Tuesday, July 28, 2009

3. In which Adam Rubin gets corralled by a talkative Josh Willingham and Freddie waits

The students went outside for a minute with their chaperone and Adam and Freddie blinked. Shaun was washing some tables, typical unflappable barkeep.
"I was wondering," Freddie said.
"Yes?" Adam said.
"Why is it that no one can remember Thelma and Louise's last names, you know, from the movie?"
Adam scowled. It was just like Freddie to bring up that kind of nonsense.
"I don't know," Adam said. "But I have a friend who is attorney to the housekeeper of the attorney of the housekeeper of Davis and Sarandon. You could ask him."
"Huh? Really?" Freddie seemed surprised.
"Yes. Let's call him on his cel right now." Adam dialed the number.
"Josh Willingham and Associates," said a voice.
"Hello, Josh?" said Adam.
"That's right," said a weird husky whine.
"Josh, it's Adam Rubin."
"Adaaaaaam!"
Willingham was sort of a smarm.
Adam held the phone away from his ear.
"Look, never mind all that," Adam said into the phone. "What were Thelma and Louise's last names. Can you ask Jillian to ask Ed to ask Shana to ask Geena and Susan..."
There was a low rumble. Freddie thought for a moment that it was coming from a nearby manhole cover (outdoors) and a series of ducts.
But it wasn't.
It was coming from Adam's friend.
"Well, my friend, it's not so simple," said Willingham. He spoke in a really odd register. As a child, Freddie had once wondered whether an entire classroom of children, with immense practice, would have been able to simulate the scratches and clipping inherent in a typical suburban school's public address system coming over a tinny loudspeaker, so as to be able to all work together and pipe the sounds, "Ms. Harrison, please come to the office. Ms. Harrison to the office please," so that the teacher would leave the room and the kids could raise a ruckus. The answer had usually been no, but this was the sensation brought about by listening to Josh Willingham talk.
Adam was looking weary. He sipped on a 7-up.
"No," Adam said. "Yes. No, look, I'm not going to go down to that Cash for Clunkers program with you because I don't have a car to trade in. Yes, no."
All Freddie could do was wait. He looked up at a silent monitor overlooking the phony tavern. It was replaying a tape loop of Sarah Palin's farewell speech.

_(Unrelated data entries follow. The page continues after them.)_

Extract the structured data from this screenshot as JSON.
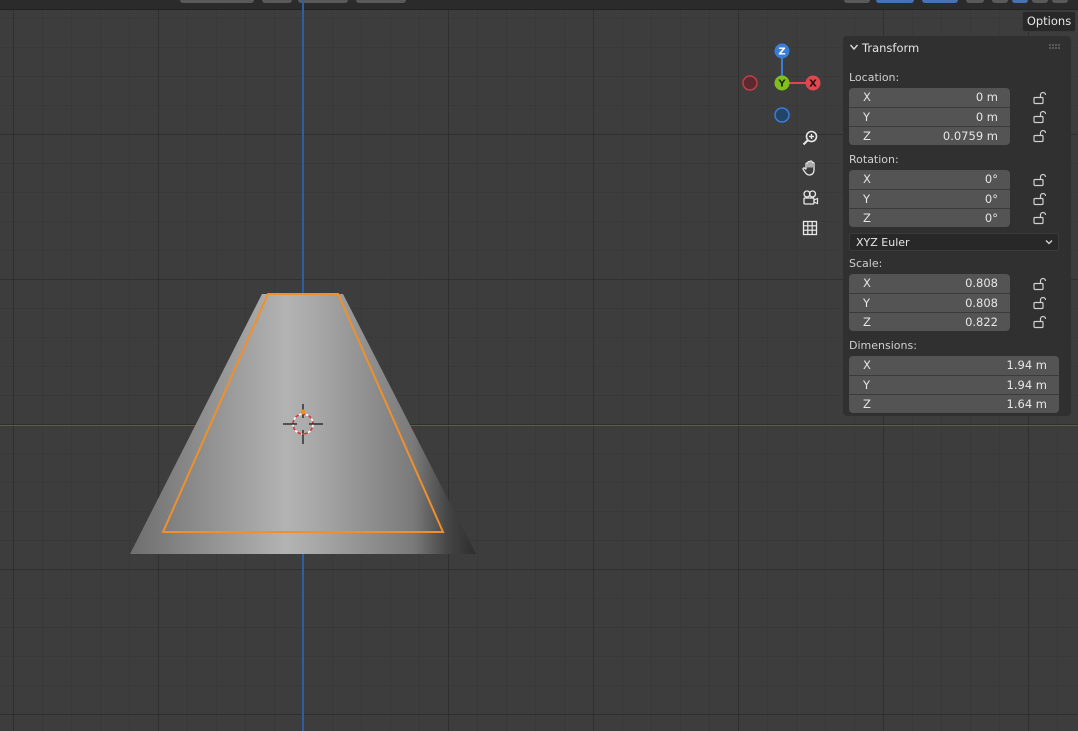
{
  "header": {
    "options_label": "Options"
  },
  "gizmo": {
    "z_label": "Z",
    "y_label": "Y",
    "x_label": "X"
  },
  "colors": {
    "x_axis": "#e0474f",
    "y_axis": "#7fbf1e",
    "z_axis": "#3a7dd6",
    "selection_outline": "#f08f2c",
    "viewport_bg": "#3d3d3d"
  },
  "transform": {
    "title": "Transform",
    "location": {
      "label": "Location:",
      "x": {
        "axis": "X",
        "value": "0 m"
      },
      "y": {
        "axis": "Y",
        "value": "0 m"
      },
      "z": {
        "axis": "Z",
        "value": "0.0759 m"
      }
    },
    "rotation": {
      "label": "Rotation:",
      "x": {
        "axis": "X",
        "value": "0°"
      },
      "y": {
        "axis": "Y",
        "value": "0°"
      },
      "z": {
        "axis": "Z",
        "value": "0°"
      },
      "mode": "XYZ Euler"
    },
    "scale": {
      "label": "Scale:",
      "x": {
        "axis": "X",
        "value": "0.808"
      },
      "y": {
        "axis": "Y",
        "value": "0.808"
      },
      "z": {
        "axis": "Z",
        "value": "0.822"
      }
    },
    "dimensions": {
      "label": "Dimensions:",
      "x": {
        "axis": "X",
        "value": "1.94 m"
      },
      "y": {
        "axis": "Y",
        "value": "1.94 m"
      },
      "z": {
        "axis": "Z",
        "value": "1.64 m"
      }
    }
  },
  "icons": {
    "zoom": "zoom-icon",
    "pan": "hand-icon",
    "camera": "camera-icon",
    "grid": "grid-icon",
    "lock": "unlocked-icon",
    "chevron": "chevron-down-icon"
  }
}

Once again, it was difficult to parse out the discrete combination of ingenuous and disingenuous in the Four Arms, in not being able to tell whether their point of origin was more pragmatic, plodding and personable, in which case they would probably be showing the Palin speech because the evening news had been on. or whether their point of origin was purposely pretty postmodern, in which case it was an art thing, similar to the intriguing new artform of live video editing at dance clubs, in which a moment, such as Lee Marvin kicking someone's ass, could be stretched out to a half an hour, or made to repeat in jittery fashion, rewinding by three moments, going ahead by four.
Adam put his head on the rutted wooden table.
Karen came back in with Kirstie and Otty. "We found a squirrel!" she said.